The Releases contain various formats for installation:

  • An executable fat jar (build with the shadowJar plugin). Put the jar wherever you like and call it like:

    ❯ java -jar path/to/xls2json-1.0.0-all.jar --help
  • An installable distribution as .zip / .tar.gz. Extract it, put it wherever you like and update your PATH, e.g.:

    ❯ tar xf xls2json-1.0.0.tar
    ❯ mv xls2json-1.0.0 "$HOME/.local/share"export PATH="$PATH:$HOME/.local/share/xls2json-1.0.0/bin"
    ❯ xls2json --help
  • Native executable build with native-image from GraalVM using the native-image plugin from mike_neck. Put the executable for your operating system into your path and call it like: xls2json --help.

    No JAVA installation needed.

Another Excel Reader?

There are already some great Excel readers out there, but most do not satisfy my requirements:

  • commandline program with (in the best case) no external dependencies
  • XLS (2003 and earlier) and XLSX (2007 and later) support
  • evaluate formulas within the spreadsheet
  • keep type information from Excel
  • open source
  • (fast and multi-platform)

The existing programs / libraries I found and why I think they do not satisfy my needs:

  • pyexcel-cli: can do much more in and output formats, but lacks formula evaluation. Same for the corresponding pyexcel library.
  • unoconv and libreoffice: can do much more in and output formats, can do formula evaluation, but requires a LibreOffice installation.
  • ssconvert: requires a gnumeric installation, I am not sure about the capabilities.
  • Spreadsheet::XLSX: no cli afaik, xlsx only. Also perl is not a language I am eager to learn.
  • PhpSpreadsheet: no cli afaik, but from the docs looks as if you can evaluate formulas. But again, PHP is not a language I am eager to learn.

I am already using Apache POI for quite some time and found it quite complete for my needs. We still have the Java VM dependency, but with GraalVM native-image we can build self-contained executables 🎉.
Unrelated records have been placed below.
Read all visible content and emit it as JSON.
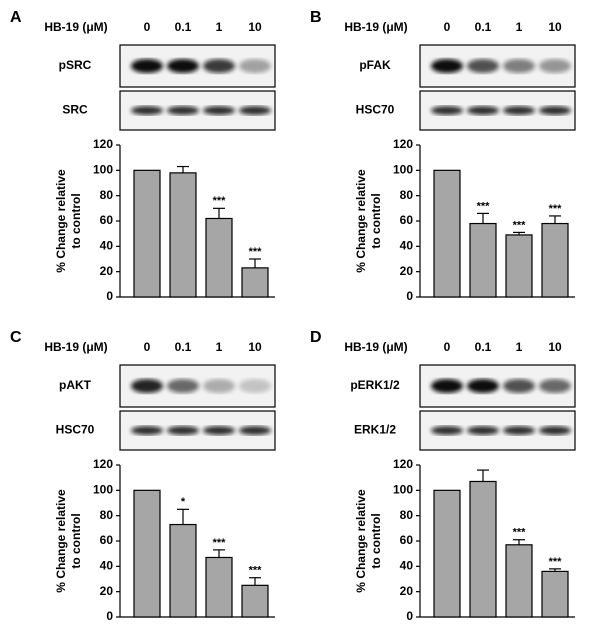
{
  "chart_data": [
    {
      "type": "bar",
      "panel_label": "A",
      "dose_label": "HB-19 (μM)",
      "categories": [
        "0",
        "0.1",
        "1",
        "10"
      ],
      "blots": [
        "pSRC",
        "SRC"
      ],
      "ylabel": [
        "% Change relative",
        "to control"
      ],
      "values": [
        100,
        98,
        62,
        23
      ],
      "errors": [
        null,
        5,
        8,
        7
      ],
      "significance": [
        null,
        null,
        "***",
        "***"
      ],
      "color": "#a6a6a6",
      "ylim": [
        0,
        120
      ],
      "yticks": [
        0,
        20,
        40,
        60,
        80,
        100,
        120
      ]
    },
    {
      "type": "bar",
      "panel_label": "B",
      "dose_label": "HB-19 (μM)",
      "categories": [
        "0",
        "0.1",
        "1",
        "10"
      ],
      "blots": [
        "pFAK",
        "HSC70"
      ],
      "ylabel": [
        "% Change relative",
        "to control"
      ],
      "values": [
        100,
        58,
        49,
        58
      ],
      "errors": [
        null,
        8,
        2,
        6
      ],
      "significance": [
        null,
        "***",
        "***",
        "***"
      ],
      "color": "#a6a6a6",
      "ylim": [
        0,
        120
      ],
      "yticks": [
        0,
        20,
        40,
        60,
        80,
        100,
        120
      ]
    },
    {
      "type": "bar",
      "panel_label": "C",
      "dose_label": "HB-19 (μM)",
      "categories": [
        "0",
        "0.1",
        "1",
        "10"
      ],
      "blots": [
        "pAKT",
        "HSC70"
      ],
      "ylabel": [
        "% Change relative",
        "to control"
      ],
      "values": [
        100,
        73,
        47,
        25
      ],
      "errors": [
        null,
        12,
        6,
        6
      ],
      "significance": [
        null,
        "*",
        "***",
        "***"
      ],
      "color": "#a6a6a6",
      "ylim": [
        0,
        120
      ],
      "yticks": [
        0,
        20,
        40,
        60,
        80,
        100,
        120
      ]
    },
    {
      "type": "bar",
      "panel_label": "D",
      "dose_label": "HB-19 (μM)",
      "categories": [
        "0",
        "0.1",
        "1",
        "10"
      ],
      "blots": [
        "pERK1/2",
        "ERK1/2"
      ],
      "ylabel": [
        "% Change relative",
        "to control"
      ],
      "values": [
        100,
        107,
        57,
        36
      ],
      "errors": [
        null,
        9,
        4,
        2
      ],
      "significance": [
        null,
        null,
        "***",
        "***"
      ],
      "color": "#a6a6a6",
      "ylim": [
        0,
        120
      ],
      "yticks": [
        0,
        20,
        40,
        60,
        80,
        100,
        120
      ]
    }
  ]
}
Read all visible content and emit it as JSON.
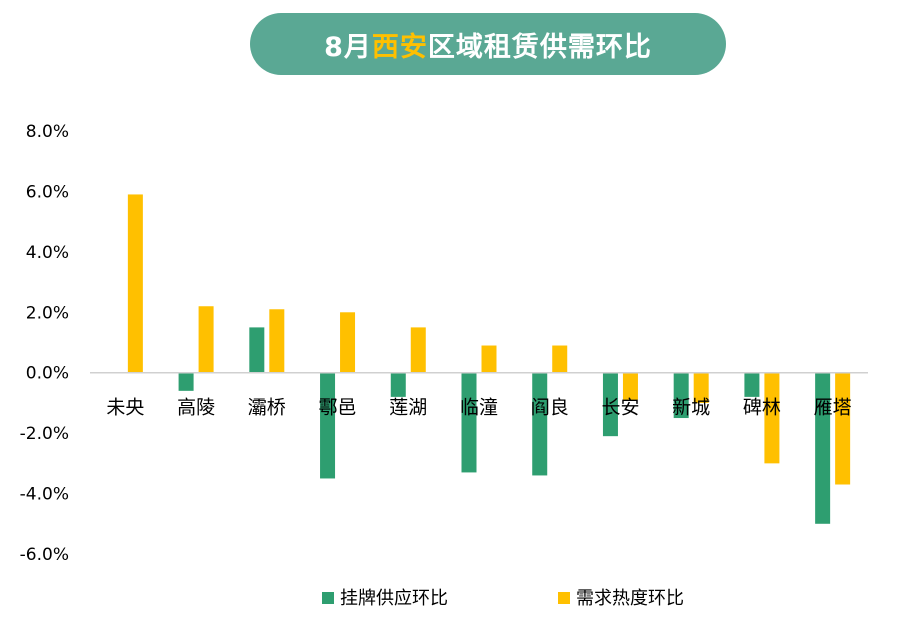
{
  "title": {
    "prefix": "8月",
    "highlight": "西安",
    "suffix": "区域租赁供需环比"
  },
  "colors": {
    "title_bg": "#5aa894",
    "highlight": "#ffc000",
    "supply": "#2e9e70",
    "demand": "#ffc000"
  },
  "chart_data": {
    "type": "bar",
    "categories": [
      "未央",
      "高陵",
      "灞桥",
      "鄠邑",
      "莲湖",
      "临潼",
      "阎良",
      "长安",
      "新城",
      "碑林",
      "雁塔"
    ],
    "series": [
      {
        "name": "挂牌供应环比",
        "values": [
          0.0,
          -0.6,
          1.5,
          -3.5,
          -0.8,
          -3.3,
          -3.4,
          -2.1,
          -1.5,
          -0.8,
          -5.0
        ]
      },
      {
        "name": "需求热度环比",
        "values": [
          5.9,
          2.2,
          2.1,
          2.0,
          1.5,
          0.9,
          0.9,
          -0.9,
          -1.0,
          -3.0,
          -3.7
        ]
      }
    ],
    "ylim": [
      -6,
      8
    ],
    "yticks": [
      "8.0%",
      "6.0%",
      "4.0%",
      "2.0%",
      "0.0%",
      "-2.0%",
      "-4.0%",
      "-6.0%"
    ],
    "ytick_values": [
      8,
      6,
      4,
      2,
      0,
      -2,
      -4,
      -6
    ],
    "legend_position": "bottom",
    "grid": false
  }
}
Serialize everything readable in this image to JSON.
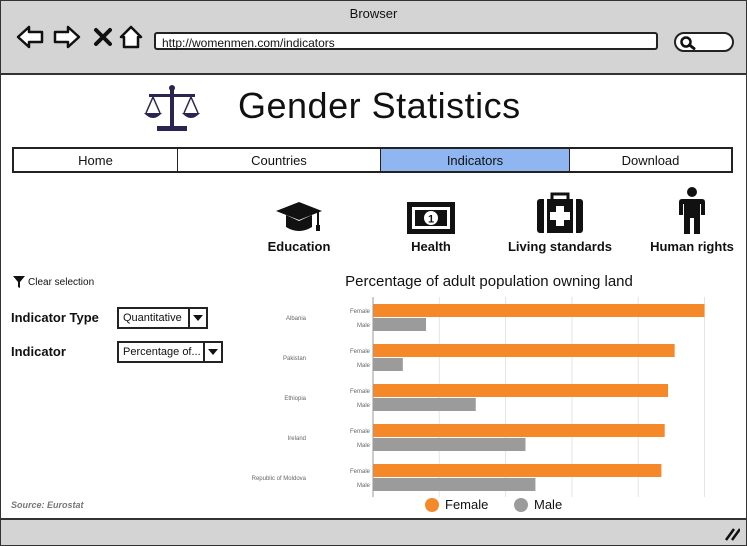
{
  "browser": {
    "title": "Browser",
    "url": "http://womenmen.com/indicators"
  },
  "site": {
    "title": "Gender Statistics",
    "logo_icon": "scales-icon"
  },
  "menu": {
    "tabs": [
      {
        "label": "Home",
        "active": false
      },
      {
        "label": "Countries",
        "active": false
      },
      {
        "label": "Indicators",
        "active": true
      },
      {
        "label": "Download",
        "active": false
      }
    ],
    "active_color": "#8fb6f0"
  },
  "categories": [
    {
      "label": "Education",
      "icon": "graduation-cap-icon"
    },
    {
      "label": "Health",
      "icon": "money-note-icon"
    },
    {
      "label": "Living standards",
      "icon": "medical-kit-icon"
    },
    {
      "label": "Human rights",
      "icon": "person-icon"
    }
  ],
  "filters": {
    "clear_label": "Clear selection",
    "indicator_type_label": "Indicator Type",
    "indicator_type_value": "Quantitative",
    "indicator_label": "Indicator",
    "indicator_value": "Percentage of..."
  },
  "source": "Source: Eurostat",
  "chart_data": {
    "type": "bar",
    "orientation": "horizontal",
    "title": "Percentage of adult population owning land",
    "categories": [
      "Albania",
      "Pakistan",
      "Ethiopia",
      "Ireland",
      "Republic of Moldova"
    ],
    "series": [
      {
        "name": "Female",
        "color": "#f5892a",
        "values": [
          100,
          91,
          89,
          88,
          87
        ]
      },
      {
        "name": "Male",
        "color": "#9b9b9b",
        "values": [
          16,
          9,
          31,
          46,
          49
        ]
      }
    ],
    "xlim": [
      0,
      108
    ],
    "grid": true,
    "legend": "bottom"
  }
}
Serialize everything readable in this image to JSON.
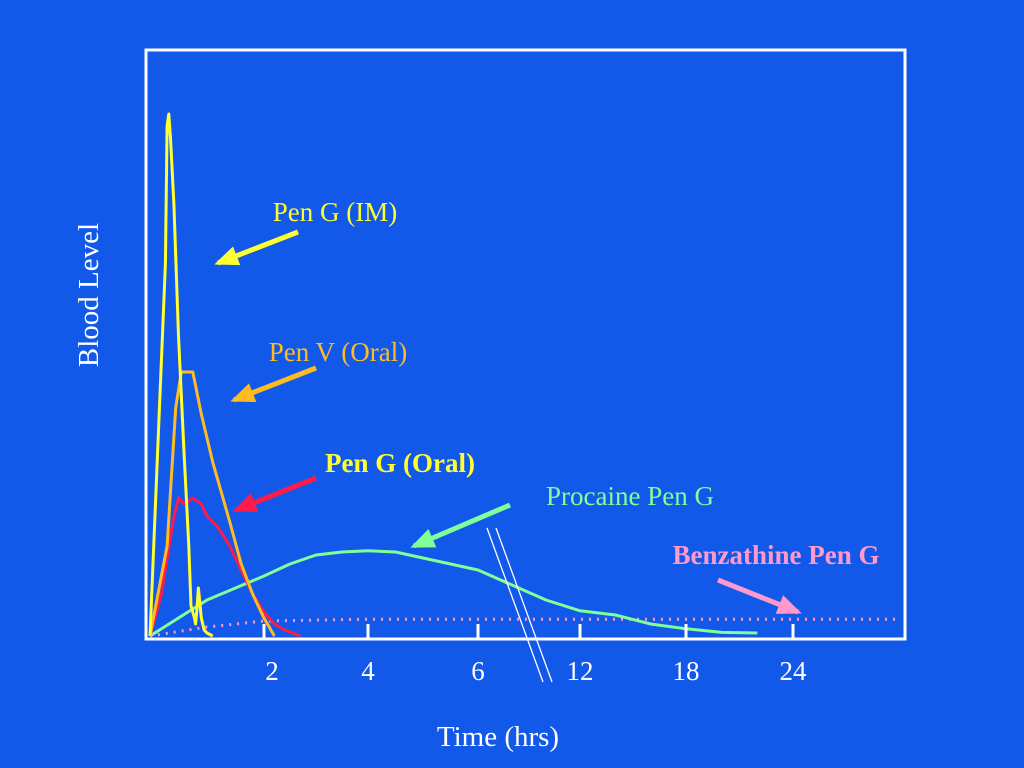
{
  "colors": {
    "background": "#1259ea",
    "frame": "#ffffff",
    "pen_g_im": "#ffff33",
    "pen_v_oral": "#ffbb22",
    "pen_g_oral": "#ff1a4a",
    "procaine": "#80ff99",
    "benzathine": "#ff99cc"
  },
  "chart_data": {
    "type": "line",
    "xlabel": "Time (hrs)",
    "ylabel": "Blood Level",
    "x_ticks": [
      "2",
      "4",
      "6",
      "12",
      "18",
      "24"
    ],
    "axis_break": "between 6 and 12",
    "grid": false,
    "series": [
      {
        "name": "Pen G (IM)",
        "color": "#ffff33",
        "bold": false,
        "label_color": "#ffff33",
        "points": [
          [
            0,
            0
          ],
          [
            0.27,
            0.62
          ],
          [
            0.3,
            0.85
          ],
          [
            0.33,
            0.87
          ],
          [
            0.36,
            0.83
          ],
          [
            0.42,
            0.72
          ],
          [
            0.5,
            0.5
          ],
          [
            0.6,
            0.3
          ],
          [
            0.68,
            0.15
          ],
          [
            0.72,
            0.05
          ],
          [
            0.78,
            0.03
          ],
          [
            0.8,
            0.02
          ],
          [
            0.82,
            0.04
          ],
          [
            0.85,
            0.08
          ],
          [
            0.9,
            0.03
          ],
          [
            0.95,
            0.01
          ],
          [
            1.0,
            0.005
          ],
          [
            1.1,
            0.0
          ]
        ]
      },
      {
        "name": "Pen V (Oral)",
        "color": "#ffbb22",
        "bold": false,
        "label_color": "#ffbb22",
        "points": [
          [
            0,
            0
          ],
          [
            0.3,
            0.15
          ],
          [
            0.45,
            0.38
          ],
          [
            0.55,
            0.44
          ],
          [
            0.75,
            0.44
          ],
          [
            0.9,
            0.37
          ],
          [
            1.1,
            0.29
          ],
          [
            1.4,
            0.19
          ],
          [
            1.6,
            0.12
          ],
          [
            1.8,
            0.07
          ],
          [
            2.0,
            0.03
          ],
          [
            2.2,
            0.0
          ]
        ]
      },
      {
        "name": "Pen G  (Oral)",
        "color": "#ff1a4a",
        "bold": true,
        "label_color": "#ffff33",
        "points": [
          [
            0,
            0
          ],
          [
            0.2,
            0.07
          ],
          [
            0.4,
            0.19
          ],
          [
            0.5,
            0.23
          ],
          [
            0.6,
            0.22
          ],
          [
            0.75,
            0.23
          ],
          [
            0.9,
            0.22
          ],
          [
            1.0,
            0.2
          ],
          [
            1.2,
            0.18
          ],
          [
            1.4,
            0.15
          ],
          [
            1.6,
            0.11
          ],
          [
            1.8,
            0.07
          ],
          [
            2.0,
            0.04
          ],
          [
            2.2,
            0.02
          ],
          [
            2.4,
            0.01
          ],
          [
            2.7,
            0.0
          ]
        ]
      },
      {
        "name": "Procaine Pen G",
        "color": "#80ff99",
        "bold": false,
        "label_color": "#80ff99",
        "points": [
          [
            0,
            0
          ],
          [
            0.5,
            0.03
          ],
          [
            1.0,
            0.06
          ],
          [
            1.5,
            0.08
          ],
          [
            2.0,
            0.1
          ],
          [
            2.5,
            0.12
          ],
          [
            3,
            0.135
          ],
          [
            3.5,
            0.14
          ],
          [
            4,
            0.142
          ],
          [
            4.5,
            0.14
          ],
          [
            5,
            0.13
          ],
          [
            5.5,
            0.12
          ],
          [
            6,
            0.11
          ],
          [
            8,
            0.085
          ],
          [
            10,
            0.06
          ],
          [
            12,
            0.042
          ],
          [
            14,
            0.035
          ],
          [
            16,
            0.02
          ],
          [
            18,
            0.012
          ],
          [
            20,
            0.006
          ],
          [
            22,
            0.005
          ]
        ]
      },
      {
        "name": "Benzathine Pen G",
        "color": "#ff99cc",
        "bold": true,
        "dotted": true,
        "label_color": "#ff99cc",
        "points": [
          [
            0,
            0
          ],
          [
            1,
            0.015
          ],
          [
            2,
            0.025
          ],
          [
            4,
            0.028
          ],
          [
            8,
            0.028
          ],
          [
            14,
            0.028
          ],
          [
            24,
            0.028
          ],
          [
            28,
            0.028
          ]
        ]
      }
    ],
    "annotations": [
      {
        "text": "Pen G (IM)",
        "series": "Pen G (IM)"
      },
      {
        "text": "Pen V (Oral)",
        "series": "Pen V (Oral)"
      },
      {
        "text": "Pen G  (Oral)",
        "series": "Pen G  (Oral)"
      },
      {
        "text": "Procaine Pen G",
        "series": "Procaine Pen G"
      },
      {
        "text": "Benzathine Pen G",
        "series": "Benzathine Pen G"
      }
    ]
  }
}
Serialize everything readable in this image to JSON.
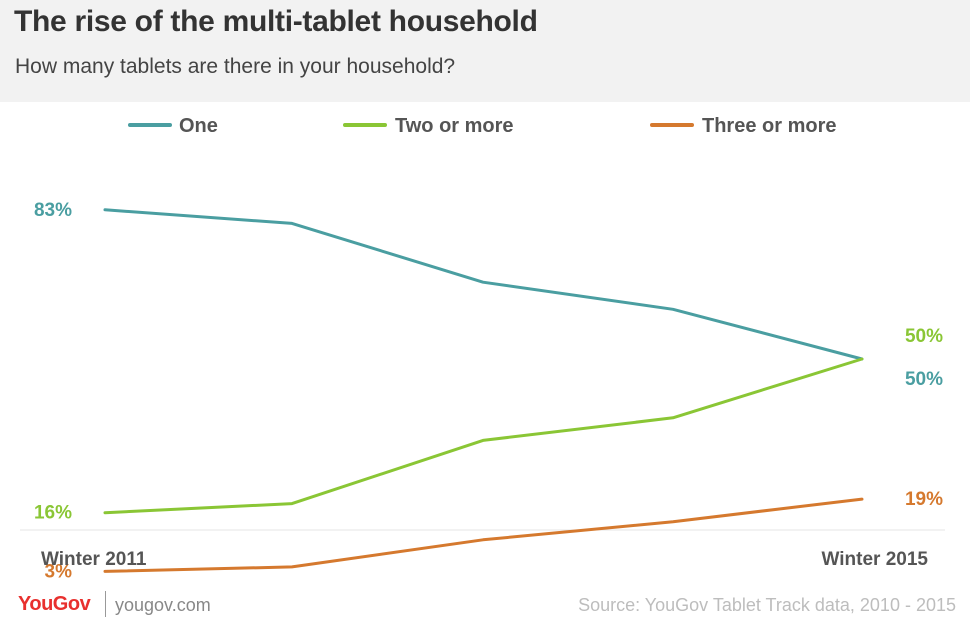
{
  "header": {
    "title": "The rise of the multi-tablet household",
    "subtitle": "How many tablets are there in your household?"
  },
  "chart_data": {
    "type": "line",
    "x": [
      "Winter 2011",
      "",
      "",
      "",
      "Winter 2015"
    ],
    "x_tick_labels": [
      "Winter 2011",
      "Winter 2015"
    ],
    "ylim": [
      0,
      100
    ],
    "grid": false,
    "legend_position": "top",
    "series": [
      {
        "name": "One",
        "color": "#4a9ea1",
        "values": [
          83,
          80,
          67,
          61,
          50
        ],
        "start_label": "83%",
        "end_label": "50%"
      },
      {
        "name": "Two or more",
        "color": "#8ac635",
        "values": [
          16,
          18,
          32,
          37,
          50
        ],
        "start_label": "16%",
        "end_label": "50%"
      },
      {
        "name": "Three or more",
        "color": "#d5792e",
        "values": [
          3,
          4,
          10,
          14,
          19
        ],
        "start_label": "3%",
        "end_label": "19%"
      }
    ]
  },
  "footer": {
    "logo": "YouGov",
    "url": "yougov.com",
    "source": "Source: YouGov Tablet Track data, 2010 - 2015"
  }
}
Standing on the shoulders of giants

  • Apache POI: the Java API for Microsoft Documents
  • Picocli: a mighty tiny command line interface
  • jackson: Jackson has been known as "the Java JSON library" or "the best JSON parser for Java". Or simply as "JSON for Java".
  • Gradle Build Tool
  • kotlin: A modern programming language that makes developers happier.
  • GraalVM native-image: ahead-of-time compile Java code to a standalone executable

Some linkes I found invaluable for this project:

Building and Development

Prerequisits:

  • Make sure you have a Java (11+) SDK in your path.
  • If you want to build the native binary, use the GraalVM as your Java SDK and install native-image: gu install native-image

Building:

❯ git clone https://github.com/tammoippen/xls2json.git
❯ cd xls2json
# build all java related targets
# => build/distributions/xls2json-{version}.[tar|zip]
❯ ./gradlew build
# build the native executable for your system
# => build/executable/xls2json
❯ ./gradlew nativeImage
# build the fat jar only (already in build)
# => build/libs/xls2json-{version}-all.jar
❯ ./gradlew shadowJar
# tests and run
❯ ./gradlew test
❯ ./gradlew run --args="--help"

Issues with the native-image executables

Apache POI uses many resources and reflections when working with the excel files and the native-image executable needs to be configured during building to include those resources and reflections.

When issues arise reading an Excel file, please try to use the fat-jar or the installable distribution and run the Excel file with that. If it works, please open an issue with the failing Excel file (or a minimal reproducing Excel file). I will generate the configuration then. If it still does not work, please again open an issue including the Excel file, stack trace, xls2json and java version.

If you want to generate the configuration, consider running:

❯ ./gradlew shadowJar
❯ $(JAVA_HOME)/bin/java -agentlib:native-image-agent=config-merge-dir=native-image-config \
    -jar build/libs/xls2json-1.0.0-all.jar \
    the-problematic-excel-file.xls(x)